Maitland Pollock

Personal information
- Full name: Maitland Alexander Inglis Pollock
- Date of birth: 31 October 1952 (age 72)
- Place of birth: Dumfries, Scotland
- Height: 5 ft 8 in (1.73 m)
- Position(s): Winger

Senior career*
- Years: Team / Apps / (Gls)
- 1970–1973: Nottingham Forest / 0 / (0)
- 1973–197?: Walsall / 2 / (0)
- Burton Albion
- 1974–1976: Luton Town / 6 / (0)
- 1976–1978: Portsmouth / 54 / (10)
- 1978–1979: Queen of the South / 23 / (1)
- Total:  / 85+ / (11+)

= Maitland Pollock =

Scottish footballer

Maitland Alexander Inglis Pollock (born 31 October 1952) is a Scottish former professional footballer. He was born in Dumfries and grew up in Lochmaben.
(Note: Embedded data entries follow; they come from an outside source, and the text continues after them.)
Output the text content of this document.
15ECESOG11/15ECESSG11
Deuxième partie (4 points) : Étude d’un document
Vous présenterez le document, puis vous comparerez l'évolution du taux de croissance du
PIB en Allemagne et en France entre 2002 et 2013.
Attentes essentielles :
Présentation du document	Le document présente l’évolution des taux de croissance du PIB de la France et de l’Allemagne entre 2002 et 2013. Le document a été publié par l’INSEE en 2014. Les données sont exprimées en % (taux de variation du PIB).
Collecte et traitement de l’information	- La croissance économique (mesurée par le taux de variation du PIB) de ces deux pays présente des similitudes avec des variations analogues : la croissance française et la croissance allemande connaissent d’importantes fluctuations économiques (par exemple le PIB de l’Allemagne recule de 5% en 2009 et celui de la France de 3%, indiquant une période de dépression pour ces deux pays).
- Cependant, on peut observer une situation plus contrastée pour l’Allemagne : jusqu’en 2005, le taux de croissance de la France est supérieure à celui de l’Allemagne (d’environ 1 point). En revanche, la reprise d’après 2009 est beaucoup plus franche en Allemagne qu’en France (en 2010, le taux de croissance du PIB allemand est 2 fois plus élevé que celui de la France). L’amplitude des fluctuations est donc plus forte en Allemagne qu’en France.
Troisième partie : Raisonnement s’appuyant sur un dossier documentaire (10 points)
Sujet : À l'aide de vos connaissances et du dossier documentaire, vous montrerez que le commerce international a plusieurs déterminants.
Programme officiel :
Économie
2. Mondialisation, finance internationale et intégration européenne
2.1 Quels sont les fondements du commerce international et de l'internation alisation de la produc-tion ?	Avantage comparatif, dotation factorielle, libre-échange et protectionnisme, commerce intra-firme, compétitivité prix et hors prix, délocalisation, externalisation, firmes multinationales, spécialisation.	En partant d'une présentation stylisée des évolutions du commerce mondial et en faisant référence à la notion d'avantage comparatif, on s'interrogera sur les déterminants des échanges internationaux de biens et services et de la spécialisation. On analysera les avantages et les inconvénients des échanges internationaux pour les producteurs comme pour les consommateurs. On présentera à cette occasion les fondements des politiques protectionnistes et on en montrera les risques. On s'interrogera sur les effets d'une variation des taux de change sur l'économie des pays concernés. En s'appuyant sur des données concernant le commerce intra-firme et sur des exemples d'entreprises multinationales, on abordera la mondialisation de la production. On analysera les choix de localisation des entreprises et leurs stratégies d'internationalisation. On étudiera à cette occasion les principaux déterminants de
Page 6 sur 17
Pollock was a winger who after serving as an apprentice started his senior career with Nottingham Forest in the era in the likes of Neil Martin. However, he never played a senior league game for Forest in the three years he had at the City Ground as a pro.
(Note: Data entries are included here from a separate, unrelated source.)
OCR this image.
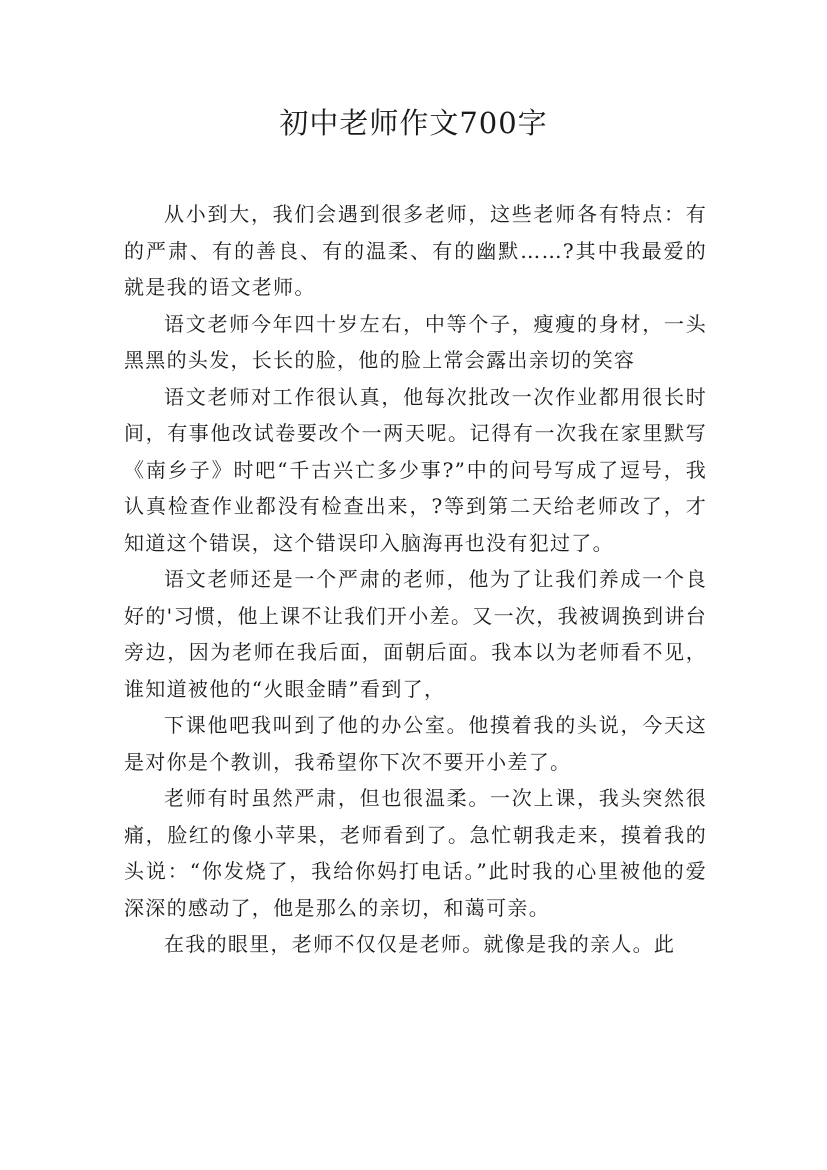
初中老师作文700字

从小到大，我们会遇到很多老师，这些老师各有特点：有的严肃、有的善良、有的温柔、有的幽默……?其中我最爱的就是我的语文老师。

语文老师今年四十岁左右，中等个子，瘦瘦的身材，一头黑黑的头发，长长的脸，他的脸上常会露出亲切的笑容

语文老师对工作很认真，他每次批改一次作业都用很长时间，有事他改试卷要改个一两天呢。记得有一次我在家里默写《南乡子》时吧“千古兴亡多少事?”中的问号写成了逗号，我认真检查作业都没有检查出来，?等到第二天给老师改了，才知道这个错误，这个错误印入脑海再也没有犯过了。

语文老师还是一个严肃的老师，他为了让我们养成一个良好的'习惯，他上课不让我们开小差。又一次，我被调换到讲台旁边，因为老师在我后面，面朝后面。我本以为老师看不见，谁知道被他的“火眼金睛”看到了，

下课他吧我叫到了他的办公室。他摸着我的头说，今天这是对你是个教训，我希望你下次不要开小差了。

老师有时虽然严肃，但也很温柔。一次上课，我头突然很痛，脸红的像小苹果，老师看到了。急忙朝我走来，摸着我的头说：“你发烧了，我给你妈打电话。”此时我的心里被他的爱深深的感动了，他是那么的亲切，和蔼可亲。

在我的眼里，老师不仅仅是老师。就像是我的亲人。此
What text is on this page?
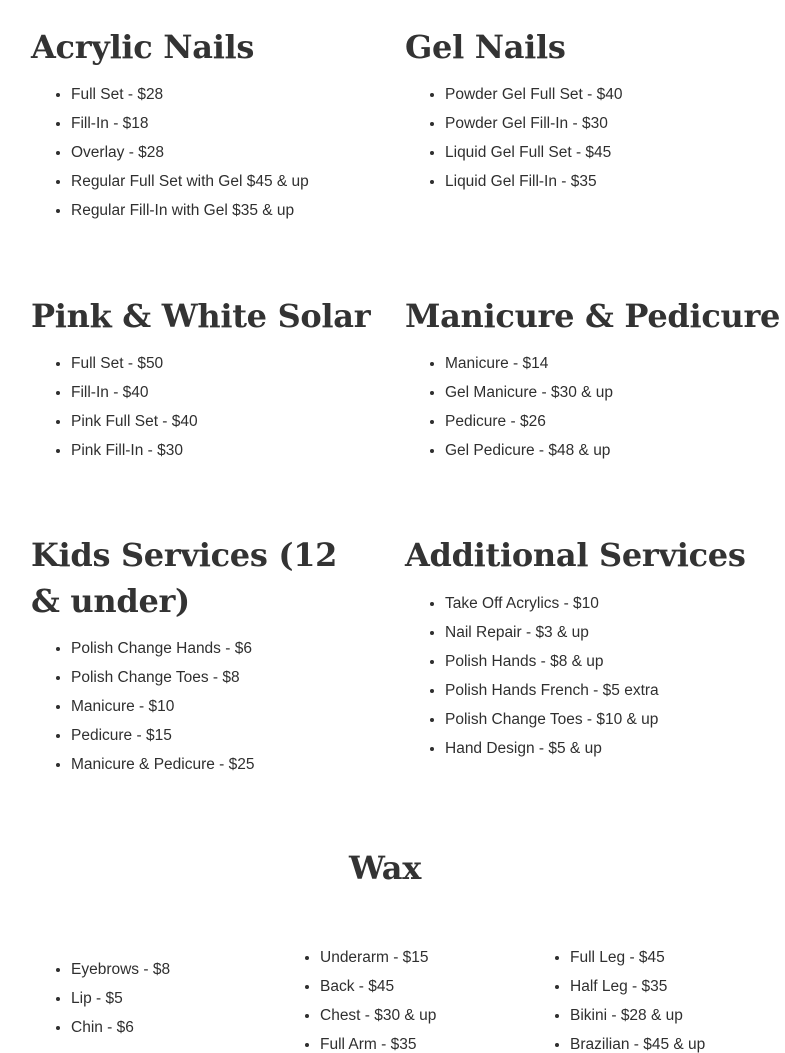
Acrylic Nails
• Full Set - $28
• Fill-In - $18
• Overlay - $28
• Regular Full Set with Gel $45 & up
• Regular Fill-In with Gel $35 & up
Gel Nails
• Powder Gel Full Set - $40
• Powder Gel Fill-In - $30
• Liquid Gel Full Set - $45
• Liquid Gel Fill-In - $35
Pink & White Solar
• Full Set - $50
• Fill-In - $40
• Pink Full Set - $40
• Pink Fill-In - $30
Manicure & Pedicure
• Manicure - $14
• Gel Manicure - $30 & up
• Pedicure - $26
• Gel Pedicure - $48 & up
Kids Services (12 & under)
• Polish Change Hands - $6
• Polish Change Toes - $8
• Manicure - $10
• Pedicure - $15
• Manicure & Pedicure - $25
Additional Services
• Take Off Acrylics - $10
• Nail Repair - $3 & up
• Polish Hands - $8 & up
• Polish Hands French - $5 extra
• Polish Change Toes - $10 & up
• Hand Design - $5 & up
Wax
• Eyebrows - $8
• Lip - $5
• Chin - $6
• Underarm - $15
• Back - $45
• Chest - $30 & up
• Full Arm - $35
• Full Leg - $45
• Half Leg - $35
• Bikini - $28 & up
• Brazilian - $45 & up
He next was at Walsall in season 1973–74 where he played in two league games before going to non league Burton Albion. He then joined Luton Town where in 1974–75 he played six first team league games with the club in the second tier of English league football.

His next club was Portsmouth, a division below Luton where in two seasons he played 54 league games scoring 10 goals.
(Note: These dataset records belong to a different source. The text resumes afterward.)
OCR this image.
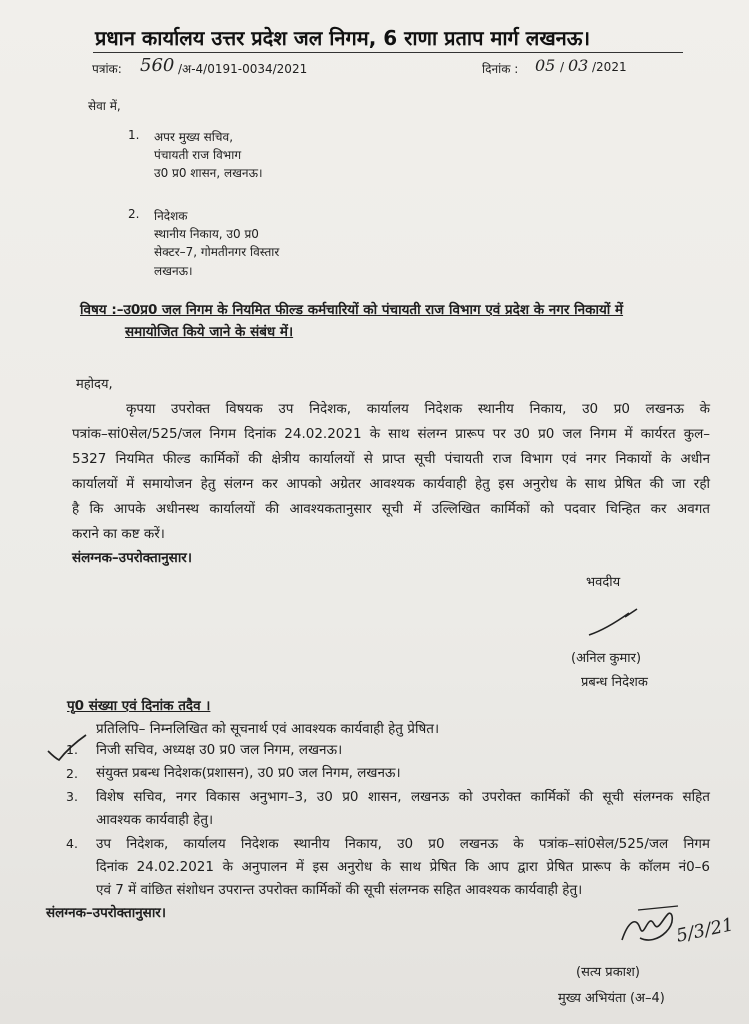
प्रधान कार्यालय उत्तर प्रदेश जल निगम, 6 राणा प्रताप मार्ग लखनऊ।
पत्रांक: 560 /अ-4/0191-0034/2021	दिनांक : 05 / 03 /2021
सेवा में,
1. अपर मुख्य सचिव,
पंचायती राज विभाग
उ0 प्र0 शासन, लखनऊ।
2. निदेशक
स्थानीय निकाय, उ0 प्र0
सेक्टर–7, गोमतीनगर विस्तार
लखनऊ।
विषय :–उ0प्र0 जल निगम के नियमित फील्ड कर्मचारियों को पंचायती राज विभाग एवं प्रदेश के नगर निकायों में
समायोजित किये जाने के संबंध में।
महोदय,
कृपया उपरोक्त विषयक उप निदेशक, कार्यालय निदेशक स्थानीय निकाय, उ0 प्र0 लखनऊ के
पत्रांक–सां0सेल/525/जल निगम दिनांक 24.02.2021 के साथ संलग्न प्रारूप पर उ0 प्र0 जल निगम में कार्यरत कुल–
5327 नियमित फील्ड कार्मिकों की क्षेत्रीय कार्यालयों से प्राप्त सूची पंचायती राज विभाग एवं नगर निकायों के अधीन
कार्यालयों में समायोजन हेतु संलग्न कर आपको अग्रेतर आवश्यक कार्यवाही हेतु इस अनुरोध के साथ प्रेषित की जा रही
है कि आपके अधीनस्थ कार्यालयों की आवश्यकतानुसार सूची में उल्लिखित कार्मिकों को पदवार चिन्हित कर अवगत
कराने का कष्ट करें।
संलग्नक–उपरोक्तानुसार।
भवदीय
(अनिल कुमार)
प्रबन्ध निदेशक
पृ0 संख्या एवं दिनांक तदैव ।
प्रतिलिपि– निम्नलिखित को सूचनार्थ एवं आवश्यक कार्यवाही हेतु प्रेषित।
1. निजी सचिव, अध्यक्ष उ0 प्र0 जल निगम, लखनऊ।
2. संयुक्त प्रबन्ध निदेशक(प्रशासन), उ0 प्र0 जल निगम, लखनऊ।
3. विशेष सचिव, नगर विकास अनुभाग–3, उ0 प्र0 शासन, लखनऊ को उपरोक्त कार्मिकों की सूची संलग्नक सहित
आवश्यक कार्यवाही हेतु।
4. उप निदेशक, कार्यालय निदेशक स्थानीय निकाय, उ0 प्र0 लखनऊ के पत्रांक–सां0सेल/525/जल निगम
दिनांक 24.02.2021 के अनुपालन में इस अनुरोध के साथ प्रेषित कि आप द्वारा प्रेषित प्रारूप के कॉलम नं0–6
एवं 7 में वांछित संशोधन उपरान्त उपरोक्त कार्मिकों की सूची संलग्नक सहित आवश्यक कार्यवाही हेतु।
संलग्नक–उपरोक्तानुसार।
5/3/21
(सत्य प्रकाश)
मुख्य अभियंता (अ–4)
His last club in senior football was the team from the town of his birth, Queen of the South in Dumfries in the era of Allan Ball, Iain McChesney, Jocky Dempster, Crawford Boyd and Nobby Clark. In season 1978–79 Pollock played 23 league games for the Palmerston Park men scoring one goal. His career in football ended at the age of 26.